New Maurice Sendak Children's Book Discovered


What a lovely surprise for fans of Maurice Sendak
 
Lynn Caponera, president of the Maurice Sendak Foundation, was going through the late artist’s files last year “to see what could be discarded,” she said. “I was asking myself, do we really need all these?” when she found a typewritten manuscript titled Presto and Zesto in Limboland, co-authored by Sendak and his frequent collaborator, Arthur Yorinks.
 
 Caponera, who managed Sendak’s household for decades, didn’t remember the two friends working on a text with that title, so she scanned the manuscript and e-mailed it to Michael di Capua, Sendak’s longtime editor and publisher.  Of the newly discovered book, he said:
 
I read it in disbelief.  What a miracle to find this buried treasure in the archives. To think something as good as this has been lying around there gathering dust.
 
Sendak, considered by many to be the most influential picture book creator of the 20th century, will have another publication in the 21st, five years after his death. PW has the exclusive news that Michael di Capua Books/HarperCollins plans to publish Presto and Zesto in Limboland in fall 2018.
 
This will be the third book collaboration for Yorinks and Sendak, following The Miami Giant (1995) and Mommy? (2006), which were both also edited by di Capua. In addition to their publishing collaborations, the longtime friends also co-founded the Night Kitchen Theater. The title of the new book references an inside joke between them.
 
 

Saturday, July 8, 2017

New book Coming from "Goodnight Moon" author, Margaret Wise Brown


In October, 2017, there will be Good Day, Good Night, a previously unpublished book by Margaret Wise Brown.

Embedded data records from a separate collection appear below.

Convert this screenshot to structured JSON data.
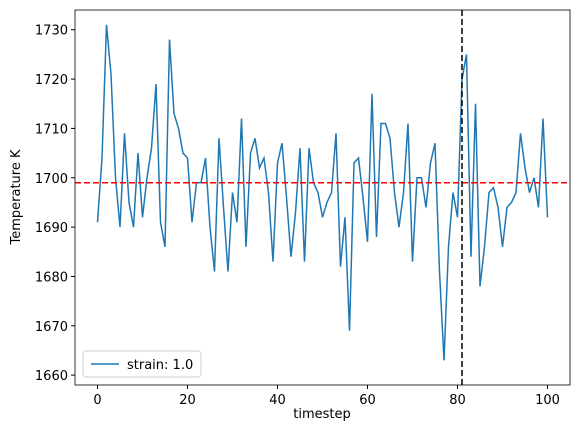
{
  "chart_data": {
    "type": "line",
    "x_label": "timestep",
    "y_label": "Temperature K",
    "x": [
      0,
      1,
      2,
      3,
      4,
      5,
      6,
      7,
      8,
      9,
      10,
      11,
      12,
      13,
      14,
      15,
      16,
      17,
      18,
      19,
      20,
      21,
      22,
      23,
      24,
      25,
      26,
      27,
      28,
      29,
      30,
      31,
      32,
      33,
      34,
      35,
      36,
      37,
      38,
      39,
      40,
      41,
      42,
      43,
      44,
      45,
      46,
      47,
      48,
      49,
      50,
      51,
      52,
      53,
      54,
      55,
      56,
      57,
      58,
      59,
      60,
      61,
      62,
      63,
      64,
      65,
      66,
      67,
      68,
      69,
      70,
      71,
      72,
      73,
      74,
      75,
      76,
      77,
      78,
      79,
      80,
      81,
      82,
      83,
      84,
      85,
      86,
      87,
      88,
      89,
      90,
      91,
      92,
      93,
      94,
      95,
      96,
      97,
      98,
      99,
      100
    ],
    "series": [
      {
        "name": "strain: 1.0",
        "color": "#1f77b4",
        "values": [
          1691,
          1704,
          1731,
          1721,
          1700,
          1690,
          1709,
          1695,
          1690,
          1705,
          1692,
          1700,
          1706,
          1719,
          1691,
          1686,
          1728,
          1713,
          1710,
          1705,
          1704,
          1691,
          1699,
          1699,
          1704,
          1690,
          1681,
          1708,
          1694,
          1681,
          1697,
          1691,
          1712,
          1686,
          1705,
          1708,
          1702,
          1704,
          1697,
          1683,
          1703,
          1707,
          1696,
          1684,
          1693,
          1706,
          1683,
          1706,
          1699,
          1697,
          1692,
          1695,
          1697,
          1709,
          1682,
          1692,
          1669,
          1703,
          1704,
          1696,
          1687,
          1717,
          1688,
          1711,
          1711,
          1708,
          1697,
          1690,
          1697,
          1711,
          1683,
          1700,
          1700,
          1694,
          1703,
          1707,
          1681,
          1663,
          1686,
          1697,
          1692,
          1720,
          1725,
          1684,
          1715,
          1678,
          1686,
          1697,
          1698,
          1694,
          1686,
          1694,
          1695,
          1697,
          1709,
          1702,
          1697,
          1700,
          1694,
          1712,
          1692
        ]
      }
    ],
    "hline": {
      "value": 1699,
      "color": "#ff0000"
    },
    "vline": {
      "value": 81,
      "color": "#000000"
    },
    "xlim": [
      -5,
      105
    ],
    "ylim": [
      1658,
      1734
    ],
    "xticks": [
      0,
      20,
      40,
      60,
      80,
      100
    ],
    "yticks": [
      1660,
      1670,
      1680,
      1690,
      1700,
      1710,
      1720,
      1730
    ],
    "legend": "lower left"
  }
}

It consists of two fragments written in 1950 and put away after Brown’s sudden death two years later, then combined by an editor a few years ago.  HarperCollins Children’s Books will publish it with original art by the author-illustrator, Loren Long.
 
Good Day, Good Night is not a sequel to Goodnight Moon, which did not sell well during Brown’s lifetime, finding its extraordinary success only years later.

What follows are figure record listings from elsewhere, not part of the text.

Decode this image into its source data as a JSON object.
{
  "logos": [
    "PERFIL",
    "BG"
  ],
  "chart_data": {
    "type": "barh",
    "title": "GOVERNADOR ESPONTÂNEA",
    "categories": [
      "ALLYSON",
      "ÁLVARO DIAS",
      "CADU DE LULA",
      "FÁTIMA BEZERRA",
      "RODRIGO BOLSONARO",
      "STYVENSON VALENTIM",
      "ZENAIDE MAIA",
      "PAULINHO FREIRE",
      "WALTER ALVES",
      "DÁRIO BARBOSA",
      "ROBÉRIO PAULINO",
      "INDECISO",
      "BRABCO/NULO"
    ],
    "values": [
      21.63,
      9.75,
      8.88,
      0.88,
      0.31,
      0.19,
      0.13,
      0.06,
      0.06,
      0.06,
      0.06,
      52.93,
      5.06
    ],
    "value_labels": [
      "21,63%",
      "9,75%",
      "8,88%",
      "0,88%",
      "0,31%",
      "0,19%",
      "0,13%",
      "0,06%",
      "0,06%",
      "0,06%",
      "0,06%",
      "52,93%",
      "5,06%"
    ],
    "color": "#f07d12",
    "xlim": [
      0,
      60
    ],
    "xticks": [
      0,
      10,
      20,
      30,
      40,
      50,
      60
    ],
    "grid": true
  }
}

 While Goodnight Moon takes place inside a house on a single evening, the new story follows its young-bunny protagonist as he wakes up, goes outside and greets numerous things, then heads back home and bids it all good night.
 
Good Day, Good Night began in a 1950 letter from Brown to one of her editors that Amy Gary, who wrote a biography of Brown, came across several years ago at the Westerly library. In it, Brown describes plans for a book in which, Ms. Gary said, “the child goes to sleep with the same things they wake up with.” Reading the letter, she continued, enabled her to see the connection between what had seemed to be two separate manuscripts — one about waking and one about going to sleep — in the trunk.
Margaret Wise Brown
 
Putting the two parts together required her to do some editing, Ms. Gary said, while keeping in mind Brown’s possible intentions and “trying to remain as true as we could to what she wanted it to be.” As for the title, “I worked with Margaret’s notes and the manuscript to develop” it, she said.
 
What will you think of the new book, Dear Reader?  Will it live up to Goodnight Moon?  Only time and the reader will judge that.  A few moons from now will more than tell the story!